Pequenos Sobreviventes

As origens do estado otomano podem situar-se em finais do século XIII, num momento de inflexão no qual as duas potências que disputavam o controlo da Anatólia se encontravam muito debilitadas: a ocidente, o Império Bizantino começava a recuperar da conquista veneziana durante a Quarta Cruzada; a oriente, o sultanato selêucida de Rum concentrara o seu exército na fronteira para resistir à expansão mongol. A coincidência destes dois momentos deu origem a um vazio de poder na Anatólia que foi ocupado por diversos líderes tribais, teoricamente vassalos dos sultões selêucidas, que lhes outorgavam uma vasta autonomia sobre os seus territórios sob o título de beys.
Um destes territórios era dominado por um líder chamado Osman, cujo nome em árabe –  Uthman – daria origem ao nome da sua dinastia, os otomanos. Seguindo uma política de prudência, manteve-se leal ao sultão enquanto empreendia ataques contra os beys vizinhos, apoderando-se das suas fortalezas e ligando-se às suas tribos, sem chegar a proclamar a sua soberania directa. Aquando dos estertores, não havia como impedir o sultanato de Rum de ser definitivamente derrotado pelas hordas tártaras e mongóis. Osman aproveitara esta agonia para se proclamar sultão em 1299, reclamando oficialmente a liderança que já exercia de facto sobre a Anatólia. Foi assim que começou história do Império Otomano, que duraria mais de seis séculos.

Uma ascensão inesperada

Mesmo tendo em conta a debilidade dos seus vizinhos, a ascensão otomana é surpreendente, especialmente no início, quando não era mais do que um reino de base tribal. É difícil destrinçar as razões do seu sucesso, sobretudo porque carecemos de fontes directas: os otomanos só começaram a fixar a sua história por escrito a partir do século XV, quando já eram uma grande potência, e é provável que as crónicas tenham sido embelezadas para dar uma pátina mítica às origens do império.
Vários factores podem ter facilitado a primazia de Osman sobre os beys vizinhos, especialmente sobre os territórios disputados aos bizantinos.

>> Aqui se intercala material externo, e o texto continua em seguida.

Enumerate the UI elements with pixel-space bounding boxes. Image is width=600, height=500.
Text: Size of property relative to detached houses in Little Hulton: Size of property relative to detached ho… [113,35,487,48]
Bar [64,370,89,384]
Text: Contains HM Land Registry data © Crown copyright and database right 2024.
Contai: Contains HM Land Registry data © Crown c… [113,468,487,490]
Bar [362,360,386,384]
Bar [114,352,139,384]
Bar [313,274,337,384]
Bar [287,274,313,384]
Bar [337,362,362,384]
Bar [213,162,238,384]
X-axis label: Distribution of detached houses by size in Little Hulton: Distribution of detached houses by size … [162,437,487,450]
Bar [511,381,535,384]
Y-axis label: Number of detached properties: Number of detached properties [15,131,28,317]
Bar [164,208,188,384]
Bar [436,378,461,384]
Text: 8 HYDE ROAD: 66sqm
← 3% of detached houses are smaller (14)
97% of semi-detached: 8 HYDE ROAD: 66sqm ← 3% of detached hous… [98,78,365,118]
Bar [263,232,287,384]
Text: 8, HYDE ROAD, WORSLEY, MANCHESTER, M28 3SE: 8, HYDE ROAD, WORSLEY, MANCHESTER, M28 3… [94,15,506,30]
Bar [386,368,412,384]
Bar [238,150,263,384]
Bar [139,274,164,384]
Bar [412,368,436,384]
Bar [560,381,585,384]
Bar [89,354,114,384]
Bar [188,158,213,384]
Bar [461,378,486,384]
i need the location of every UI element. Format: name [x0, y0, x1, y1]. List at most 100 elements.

Embora nenhum a explique inteiramente, há três motivos que desempenharam seguramente um papel importante. Em primeiro lugar, Osman exercia uma pressão fiscal relativamente baixa, o que faria com que os territórios disputados preferissem ser governados por ele do que pelos bizantinos ou pelos venezianos. O segundo motivo tem a ver com a religião: regra geral, os otomanos eram bastante permissivos para com os povos conquistados e o os dhimmis – súbditos não-muçulmanos – não só eram tolerados, como podiam desempenhar cargos de poder na administração e no exército. O terceiro factor foi o forte impacto exercido pela Peste Negra na Europa, que agravou a crise económica e militar do Império Bizantino, impossibilitando-o de recuperar o controlo sobre a Anatólia.

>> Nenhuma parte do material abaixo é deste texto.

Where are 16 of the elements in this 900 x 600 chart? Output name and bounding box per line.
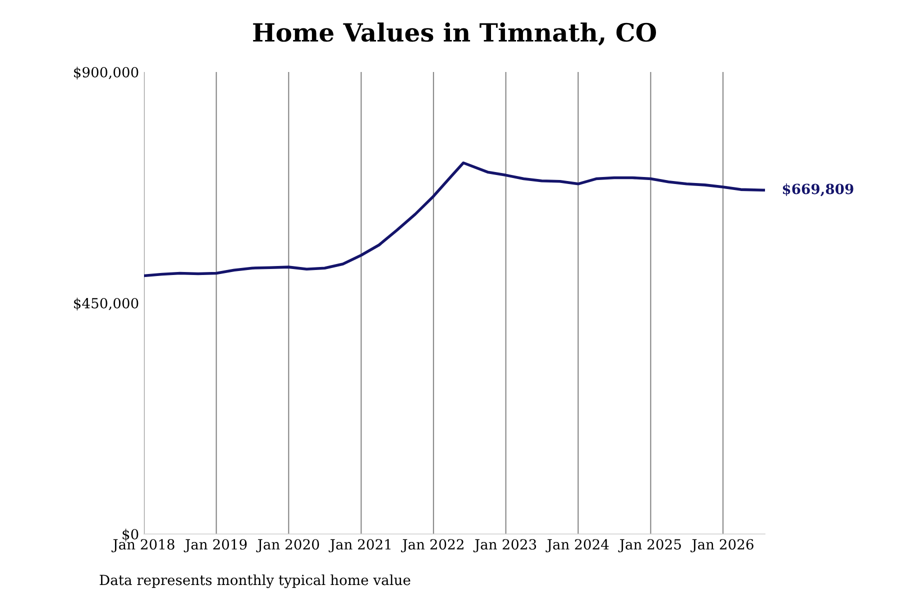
text: Data represents monthly typical home value [100,574,410,588]
x-tick-label: Jan 2024 [546,539,609,552]
y-tick-label: $450,000 [74,298,138,310]
annotation: $669,809 [782,183,854,196]
y-tick-label: $0 [122,528,138,542]
line-series [144,161,765,278]
y-tick-label: $900,000 [74,66,138,80]
x-tick-label: Jan 2023 [473,539,536,552]
x-tick-label: Jan 2020 [256,539,320,552]
x-tick-label: Jan 2025 [618,539,681,552]
x-tick-label: Jan 2019 [184,539,247,552]
x-tick-label: Jan 2018 [112,539,174,552]
x-tick-label: Jan 2021 [328,539,390,552]
chart-title: Home Values in Timnath, CO [253,22,656,46]
x-tick-label: Jan 2026 [690,539,754,552]
x-tick-label: Jan 2022 [401,539,464,552]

Não obstante, nem tudo pode ser atribuído à sorte. Uma vez no poder, os sultões otomanos asseguraram-se de que o conservavam. Para tal, implantaram uma administração semelhante à dos Khans mongóis, os quais, por sua vez, a tinham adoptado da China, para transformar o que era uma confederação de tribos num verdadeiro império. Reforçaram também o seu controlo sobre o exército criando uma guarda pessoal, os janíçaros, que respondiam directamente ao soberano, embora com o tempo tenham acabado por controlá-lo.

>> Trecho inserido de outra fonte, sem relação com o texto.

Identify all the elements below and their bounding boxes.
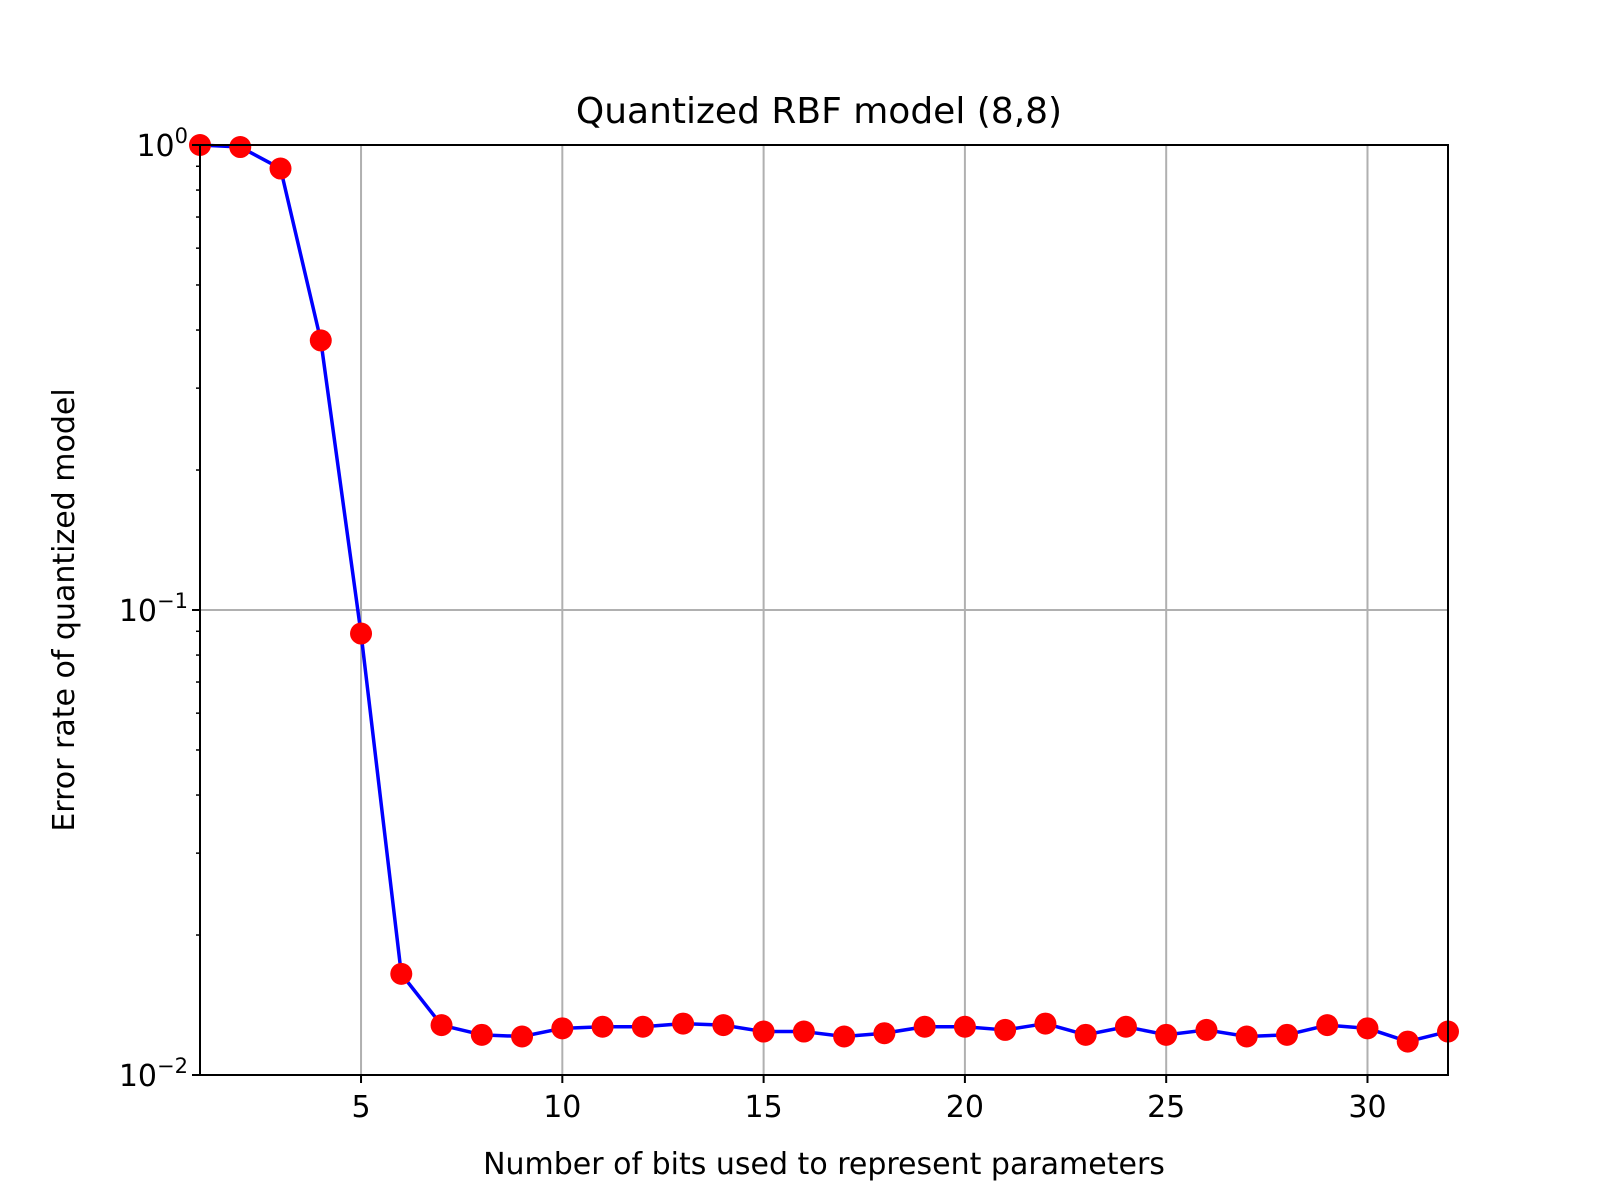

No século XIV, o incipiente império começou a ganhar forma no panorama europeu como o temível rival que viria a ser ao longo dos séculos seguintes. As primeiras vitórias da Europa de Leste contra a Hungria e os seus vassalos foram um prelúdio da queda de Constantinopla em 1453, momento em que o mundo deveria ter aceitado que o Império Otomano chegara para ficar durante muito tempo.